Lock entered Arco with three losses on his ledger, but his cornerman Mayweather reminded him, “You’ve never lost with me.” That knowledge, that little extra charge that comes when you know you have a little Derringer tucked in your boot, so to speak, came in handy as Lock and Gonzalez went back and forth all the way going into the tenth round, with neither man able to pull away. But it was Lock, with Mayweather’s cocky exhortations spurring him on, who summoned a wicked right hook that stole Gonzalez’ equilibrium, and led to a TKO win in the final frame.  By the way, it’s not as if Gonzalez was working with Clueless Joe Blow in his corner; Freddie Roach gave him instructions in between rounds.

Michigan’s Lock showed the faster hands in the first, but those hands were low when the Californian Gonzalez hit him with a counter right that almost put him on his backside. But his legs didn’t go rubbery and he returned the favor and then some, with a straight right. Gonzalez hit the deck. He got up immediately but took the mandatory eight. The bell rang right after, and who knows, that may well have saved him from a KO1 loss.

The lefty Lock rolled through the fifth, when Gonzalez started landing some body blows. Lock’s jabs weren’t meaningful, and too often, he loaded up, instead of taking something off, slowing it down, and upping his connect percentage.  The sixth was tight, and it looked like conditioning would separate the two men. There were some boos from the fans in the seventh, and the boxers mixed it up in response.  Lock whacked Speedy with a left that snapped his head back violently at the 40 second mark. In the eighth, Lock went mobile, and Gonzalez  followed, with mixed success. He closed out strong with body work. In the ninth, Lock roared back, after his corner perked him up. The crowd liked that the fighters were in each others’ face in the first half of the round. Lock caught Gonzalez in a corner and unloaded three clean blows, and earned himself the round, conclusively. In the tenth and final round, Lock scored a knockdown with a grazing left and a right hook , as Gonzalez tried to duck a blow, and Speedy looked woozy as he stood up. Lock banged him with a follow-up body shot, sending him to the mat, and the ref waved it off.  He rose, after a minute, and smiled, and offered Lock congrats. The end, a TKO,  came at 1:27 of the 10th.

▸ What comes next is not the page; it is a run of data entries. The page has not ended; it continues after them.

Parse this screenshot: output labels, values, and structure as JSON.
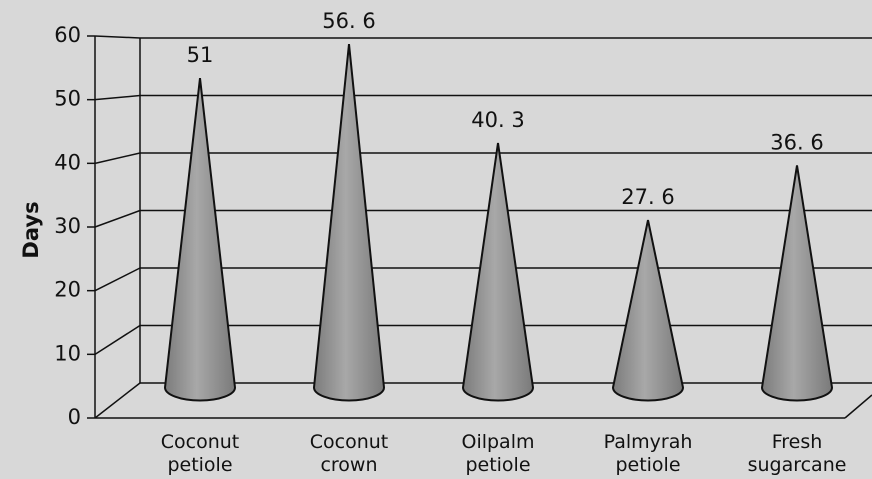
{
  "chart_data": {
    "type": "cone",
    "y_label": "Days",
    "categories": [
      [
        "Coconut",
        "petiole"
      ],
      [
        "Coconut",
        "crown"
      ],
      [
        "Oilpalm",
        "petiole"
      ],
      [
        "Palmyrah",
        "petiole"
      ],
      [
        "Fresh",
        "sugarcane"
      ]
    ],
    "values": [
      51,
      56.6,
      40.3,
      27.6,
      36.6
    ],
    "value_labels": [
      "51",
      "56. 6",
      "40. 3",
      "27. 6",
      "36. 6"
    ],
    "color": "#9a9a9a",
    "ylim": [
      0,
      60
    ],
    "yticks": [
      0,
      10,
      20,
      30,
      40,
      50,
      60
    ],
    "grid": true
  }
}
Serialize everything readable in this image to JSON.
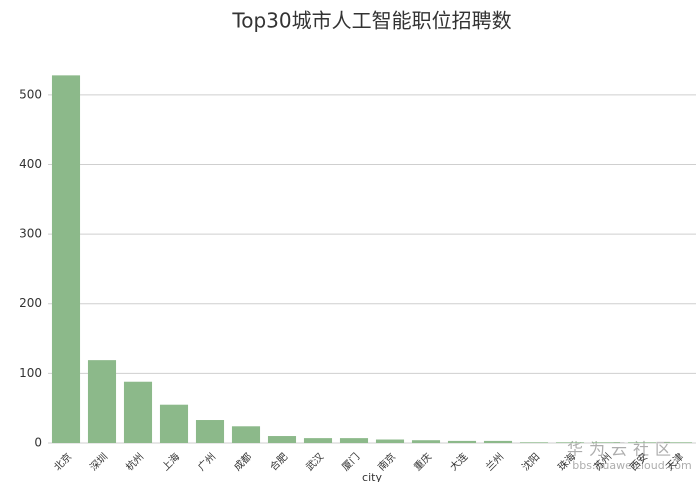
{
  "chart_data": {
    "type": "bar",
    "title": "Top30城市人工智能职位招聘数",
    "x_label": "city",
    "categories": [
      "北京",
      "深圳",
      "杭州",
      "上海",
      "广州",
      "成都",
      "合肥",
      "武汉",
      "厦门",
      "南京",
      "重庆",
      "大连",
      "兰州",
      "沈阳",
      "珠海",
      "苏州",
      "西安",
      "天津"
    ],
    "values": [
      528,
      119,
      88,
      55,
      33,
      24,
      10,
      7,
      7,
      5,
      4,
      3,
      3,
      1,
      1,
      1,
      1,
      1
    ],
    "color": "#8cb98a",
    "ylim": [
      0,
      540
    ],
    "yticks": [
      0,
      100,
      200,
      300,
      400,
      500
    ],
    "grid": true
  },
  "watermark": {
    "title": "华为云社区",
    "url": "bbs.huaweicloud.com"
  }
}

Lock (18-3-1, age 32 ) weighed 127 pounds while “Speedy” Gonzalez (27-2, age 30) weighed 129 ½. He used to fight at 118 pounds, but broke his ankle and took 2005 and 2006 off, and says he has been recharged.

Lock was down in the punches landed department, 143-103, but he out-threw Gonzalez, 528-370,

In the TV opener, Vicente Escobedo (18-1) took out Cristian Favela (15-15) in a lightweight scrap. The Nacho Beristain-trained 2004 Olympian, whose sole loss was to Darling Jiminez, Escobedo has learned from that loss; he was elusive against Favela, always popping, then getting those feet moving, and getting out of range. That’s not to say Favela didn’t  get his hits in. He followed Esco doggedly for most of the bout. Esco ate a couple that half-rung his bell, in fact. The ex Olympian needs to patch a defensive hole that leaves him open to counter rights. The judges spoke, and saw Escobedo the winner, 78-74, 80-72, 80-72. Esco had the edge in punches landed, 224-175, and Atlas saw it 78-74, Esco.

SPEEDBAG Hallellujah, they did it. The riggers at Arco dimmed the house lights, so the focus was on the in ring action, as opposed to lighting up the crowd, to milk fan reaction. Smart. Others should be copycats, and follow this lead (cough cough, Showtime, HBO).

—FYI Gonzalez was overweight, but Lock agreed to let the bout go on, after Speedy agreed to fork over $350. Does that strike you as chicken feed, or what?

—Hey, do you think Money Mayweather gave Uncle Roger the $80 grand or so  that Rog lost out on when he stepped away from Steve Forbes after Floyd said he didn’t want his Uncle training the man who could upset the Oscar/Floyd rematch plans?